Welcome statement


Parting Words from Moristotle (07/31/2023)
tells how to access our archives
of art, poems, stories, serials, travelogues,
essays, reviews, interviews, correspondence….

Thursday, October 27, 2011

Work imagined in progress

Software for
writing screenplays
Moristotle is contemplating retiring from his retirement job (forty hours a week for the University of North Carolina) in a few months. While he looks forward to being able to spend more time blogging, he wonders whether he might enjoy a larger writing project, such as a novel or a screenplay—assuming that his brain hasn't deteriorated too much to keep in mind all that writing a novel or a screenplay entails.
    He has already concluded that if he undertakes a larger project, it'll be a screenplay, simply because he knows less about screen writing and would likely learn more from it than from writing another novel1.
    He had begun, idly, to wonder what he might write about, realizing that it should be something that he cared enough about to become "passionate" over.
    This morning, while heating water for coffee and ruminating over the morality of eating animal flesh when a host serves it to him, he thought of a screenplay about someone (or some group) that tries to do more for animal rights than just becoming a vegetarian or vegan (especially if mostly a "philosophical" one)....
_______________
  1. In 1974, in one hundred days, he wrote The Unmaking of the President: A Bicentennial Entertainment.
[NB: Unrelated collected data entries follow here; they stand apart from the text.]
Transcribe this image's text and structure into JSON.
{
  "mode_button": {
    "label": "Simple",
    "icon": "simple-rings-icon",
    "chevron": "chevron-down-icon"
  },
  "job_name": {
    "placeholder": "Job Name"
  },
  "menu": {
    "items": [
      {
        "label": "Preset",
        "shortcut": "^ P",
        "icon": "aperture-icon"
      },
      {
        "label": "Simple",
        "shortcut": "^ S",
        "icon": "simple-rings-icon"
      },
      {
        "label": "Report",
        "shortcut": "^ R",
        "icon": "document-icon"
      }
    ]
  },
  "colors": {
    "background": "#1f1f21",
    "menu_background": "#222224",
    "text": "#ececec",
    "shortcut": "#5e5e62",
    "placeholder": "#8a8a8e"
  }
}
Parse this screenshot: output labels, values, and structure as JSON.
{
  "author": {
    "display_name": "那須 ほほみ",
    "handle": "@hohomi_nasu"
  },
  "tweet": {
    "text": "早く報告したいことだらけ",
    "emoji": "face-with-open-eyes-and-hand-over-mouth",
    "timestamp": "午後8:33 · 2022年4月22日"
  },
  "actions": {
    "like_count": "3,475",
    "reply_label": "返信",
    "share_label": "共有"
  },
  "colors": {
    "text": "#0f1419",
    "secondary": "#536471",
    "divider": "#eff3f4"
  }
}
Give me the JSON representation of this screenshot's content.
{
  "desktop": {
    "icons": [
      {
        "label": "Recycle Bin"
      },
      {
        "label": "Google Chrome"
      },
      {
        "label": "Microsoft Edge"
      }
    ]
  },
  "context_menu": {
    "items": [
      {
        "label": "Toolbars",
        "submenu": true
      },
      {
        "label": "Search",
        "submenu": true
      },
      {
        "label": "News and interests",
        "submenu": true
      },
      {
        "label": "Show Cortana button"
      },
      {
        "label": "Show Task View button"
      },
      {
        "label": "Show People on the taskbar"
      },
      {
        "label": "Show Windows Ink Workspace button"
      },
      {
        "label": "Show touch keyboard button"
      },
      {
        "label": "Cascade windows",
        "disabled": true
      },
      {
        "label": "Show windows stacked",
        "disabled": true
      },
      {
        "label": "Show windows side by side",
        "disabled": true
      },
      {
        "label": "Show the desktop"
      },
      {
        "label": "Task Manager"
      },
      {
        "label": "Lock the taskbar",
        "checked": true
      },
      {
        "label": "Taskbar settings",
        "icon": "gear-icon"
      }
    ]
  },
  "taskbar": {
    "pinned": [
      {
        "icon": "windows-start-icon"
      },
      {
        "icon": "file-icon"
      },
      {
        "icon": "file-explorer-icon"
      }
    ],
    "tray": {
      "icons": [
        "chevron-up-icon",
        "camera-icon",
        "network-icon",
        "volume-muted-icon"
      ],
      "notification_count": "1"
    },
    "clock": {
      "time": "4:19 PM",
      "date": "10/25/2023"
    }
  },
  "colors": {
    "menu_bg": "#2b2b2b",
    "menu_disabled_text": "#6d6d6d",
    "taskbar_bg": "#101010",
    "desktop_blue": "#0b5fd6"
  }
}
Alas, it never found a publisher.

2 comments:

  1. I would guess you would need to decide if you were looking for a cause to champion or perhaps to make a few dollars. I say, go for the Fame and Riches. A good thriller is always in demand. Animal rights is a worthy cause, but I doubt there would be much interest in it. What the hell do I know.

    ReplyDelete
  2. Ha, Steve, fame and riches are such long shots, I don't think I'll "waste" my time on them. I just need a topic that can fuel my writing. Same as I don't read a thriller "passionately," I don't think I could write one passionately either.